The tweets come a day after representatives of the Koch network — founders of the Cato Institute, one of the main funders behind the Tea Party movement and a major force in GOP politics over the past decade — announced that the group will not support North Dakota Republican Rep. Kevin Cramer in his incredibly tight race against Democratic Sen. Heidi Heitkamp.

The Koch network has argued that Cramer is “inconsistent” on issues that matter to them, including free trade. A Cramer win would help Republicans keep control of the Senate, but Cramer has voiced some support for Trump’s planned tariffs aimed at Chinese goods — tariffs to which the network is highly opposed.

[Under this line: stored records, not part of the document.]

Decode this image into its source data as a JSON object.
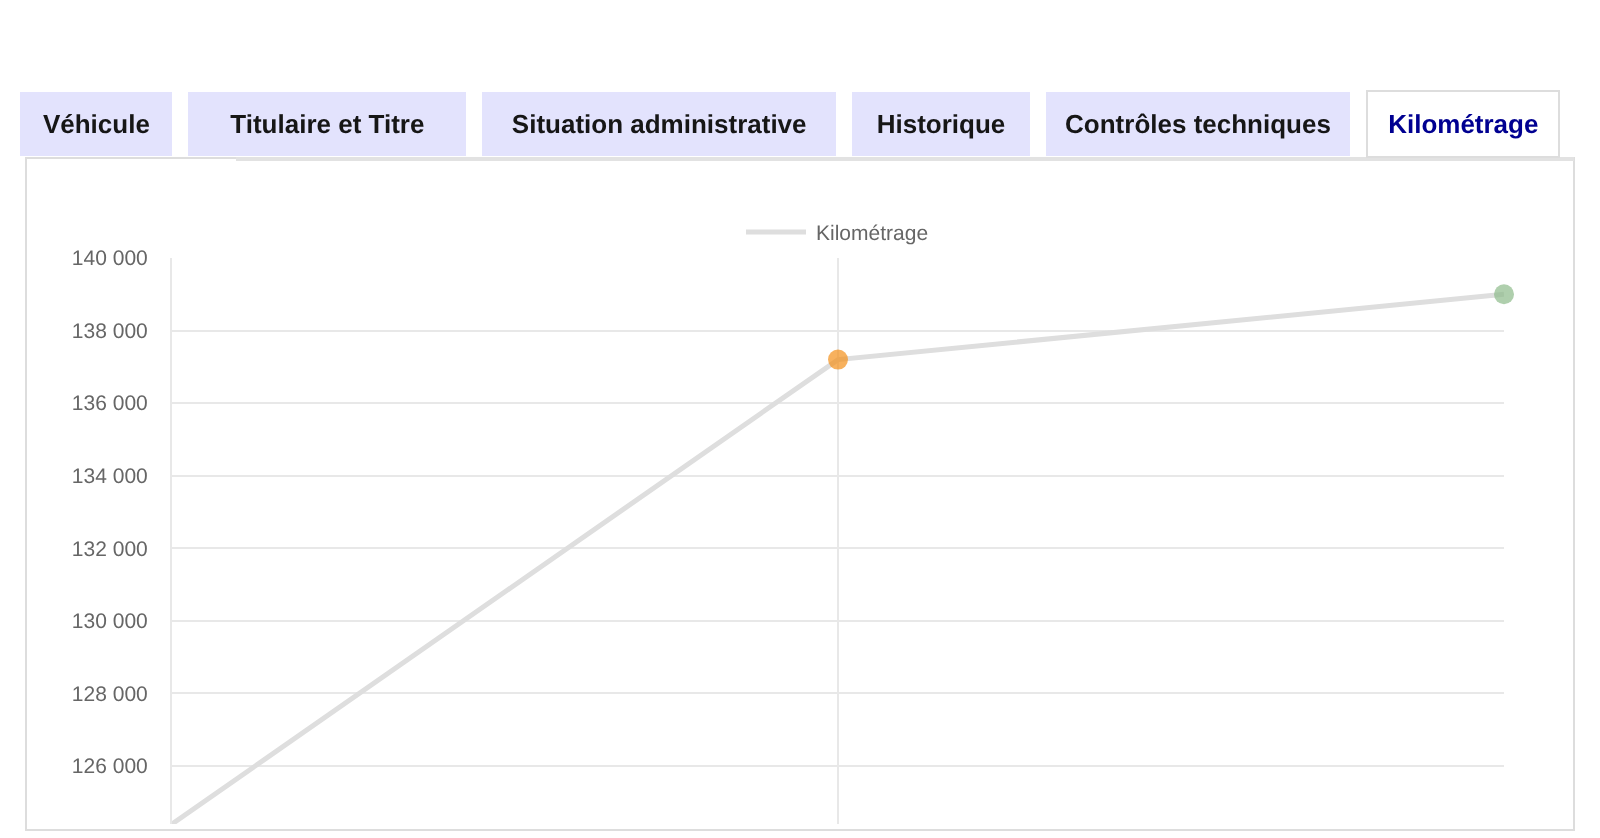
{
  "chart_data": {
    "type": "line",
    "categories": [
      null,
      null,
      null
    ],
    "series": [
      {
        "name": "Kilométrage",
        "color": "#dedede",
        "values": [
          124400,
          137200,
          139000
        ],
        "colors": [
          null,
          "#f39019",
          "#8dba8a"
        ]
      }
    ],
    "ylim": [
      124400,
      140000
    ],
    "yticks": [
      {
        "value": 126000,
        "label": "126 000"
      },
      {
        "value": 128000,
        "label": "128 000"
      },
      {
        "value": 130000,
        "label": "130 000"
      },
      {
        "value": 132000,
        "label": "132 000"
      },
      {
        "value": 134000,
        "label": "134 000"
      },
      {
        "value": 136000,
        "label": "136 000"
      },
      {
        "value": 138000,
        "label": "138 000"
      },
      {
        "value": 140000,
        "label": "140 000"
      }
    ],
    "grid": true,
    "legend": "top",
    "marker": "circle",
    "line_style": "solid",
    "annotations": [
      "Véhicule",
      "Titulaire et Titre",
      "Situation administrative",
      "Historique",
      "Contrôles techniques",
      "Kilométrage"
    ]
  }
}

And it’s not just North Dakota. In fact, the network is only taking an active part in four Senate races this election cycle: Wisconsin, Missouri, Tennessee, and Florida.

According to Politico, Koch network representatives like Americans for Prosperity president Tim Phillips told donors at a weekend meeting, “We can’t support [Cramer] at this time. And to be clear, we’ve met with his team, explained this, and lobbied him on this to change their ways,” adding, “For those who stand in the way, we don’t pull any punches, regardless of party.”

But the Koch network — which, despite a contentious relationship with Trump, had previously voiced support for the president’s tax bill and other planned legislation — is pushing away from not just Trump but the GOP, with founder Charles Koch telling reporters at that weekend event that his groups had made “mistakes” and that he has “regrets” about the one-party focus the network has had in past elections.

Specifically, while Koch-connected groups have worked closely with the White House on issues like criminal justice reform, the Koch network is unhappy with the GOP’s handling of two specific policy areas: trade and immigration, issues on which the Kochs’ libertarian leanings cause them to break with the administration.

Brian Hooks, co-chair of the Seminar Network, a Koch-run organization, told reporters that the White House and the party have no positive messaging to guide Americans forward. “You see this on trade. In order to get to a good place on the debate, you have to convince the American people that trade is bad,” he said over the weekend, according to NBC’s Leigh Ann Caldwell. “You see it on immigration, in order to get to a good policy, you have to convince people that immigrants are bad. That’s not a sustainable tactic or achieving good policy.”

Contrary to Trump’s tweet, however, the Koch network remains incredibly important within Republican circles. Koch network groups had planned in January to spend as much as $400 million on the 2018 midterms — including $20 million on selling the GOP tax cuts to voters. During the 2016 presidential election, the network planned to spend nearly $900 million supporting state-level Republicans across the country — but not, it should be noted, to support Trump.

Former Trump campaign CEO and White House chief strategist Steve Bannon also railed against the Koch network, telling Politico that voters didn’t want free trade and the Koch brothers should “get with the program,” and adding, “We can have a theoretical discussion later, OK? This is why they don’t know what it means to win, OK?”